The change in policy could pave the way for more pregnant women to be held in detention facilities while they await lengthy court proceedings about whether they can stay in the U.S., facilities that are already decried by critics for tough conditions.
The changes came after President Donald Trump's Executive Order, Enhancing Public Safety in the Interior of the United States, which directs ICE to remove all undocumented immigrants from the country.
"ICE detention facilities will continue to provide onsite prenatal care and education, as well as remote access to specialists for pregnant women who remain in custody".
"To miscategorize this as some wholesale change, or some kind of draconian act is really hyperbole", he told reporters on a conference call. The administration changed the Obama-era policy in December.
Pregnant women have not fared much better with ICE lately. Since then, Miller said 506 pregnant women have been detained without the previous protections, according to Reuters.

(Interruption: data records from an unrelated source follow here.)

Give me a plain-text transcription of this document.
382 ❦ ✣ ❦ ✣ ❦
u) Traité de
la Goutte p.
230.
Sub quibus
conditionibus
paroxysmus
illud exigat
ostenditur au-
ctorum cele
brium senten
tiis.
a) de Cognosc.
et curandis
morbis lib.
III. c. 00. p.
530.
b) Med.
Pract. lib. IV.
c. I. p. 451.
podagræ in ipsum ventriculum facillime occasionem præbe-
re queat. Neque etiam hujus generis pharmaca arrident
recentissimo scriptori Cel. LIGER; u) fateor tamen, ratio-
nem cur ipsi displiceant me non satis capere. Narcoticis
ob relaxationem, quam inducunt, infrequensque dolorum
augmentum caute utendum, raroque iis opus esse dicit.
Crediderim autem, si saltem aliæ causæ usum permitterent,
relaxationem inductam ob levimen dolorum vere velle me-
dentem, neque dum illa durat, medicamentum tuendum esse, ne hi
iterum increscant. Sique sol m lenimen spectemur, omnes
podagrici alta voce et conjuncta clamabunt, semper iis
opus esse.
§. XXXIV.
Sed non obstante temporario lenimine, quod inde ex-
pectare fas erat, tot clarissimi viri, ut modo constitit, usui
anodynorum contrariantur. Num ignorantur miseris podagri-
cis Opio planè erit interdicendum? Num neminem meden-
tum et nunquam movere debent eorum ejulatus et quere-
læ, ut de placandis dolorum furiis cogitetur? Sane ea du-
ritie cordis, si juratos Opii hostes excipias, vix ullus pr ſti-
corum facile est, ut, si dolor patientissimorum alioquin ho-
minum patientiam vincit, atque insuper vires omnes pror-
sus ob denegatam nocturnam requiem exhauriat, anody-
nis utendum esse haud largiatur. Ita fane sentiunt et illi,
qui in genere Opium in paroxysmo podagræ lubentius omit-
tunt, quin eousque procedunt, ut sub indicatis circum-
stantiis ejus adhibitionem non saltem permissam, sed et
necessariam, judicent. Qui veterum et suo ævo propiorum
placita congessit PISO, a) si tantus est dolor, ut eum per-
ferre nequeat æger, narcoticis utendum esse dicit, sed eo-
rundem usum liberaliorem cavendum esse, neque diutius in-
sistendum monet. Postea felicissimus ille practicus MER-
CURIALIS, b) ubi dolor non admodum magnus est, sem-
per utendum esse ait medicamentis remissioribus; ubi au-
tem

Between October 2016 and September 2017, a total of 525 pregnant detainees were taken into ICE custody, the Los Angeles Times reported, with 33 still detained by late September.
Women and immigrant advocacy groups, many who have criticized medical care at immigrant detention centers, swiftly condemned the change.
"It's basically a different starting point", said Michelle Brané, the Women's Refugee Commission's director of migrant rights and justice program and a frequent critic of immigration detention.
"Being in detention is not an appropriate setting for not just a pregnant woman, but a pregnant woman who may or may not be pregnant as a result of a significant trauma like that", she said. She was one of ten women whose experiences were documented in a complaint filed by the American Civil Liberties Union with the Department of Homeland Security's Office of Civil Rights and Office of the Inspector General in September a year ago, describing poor medical treatment for women who were detained while pregnant or had recently suffered miscarriages.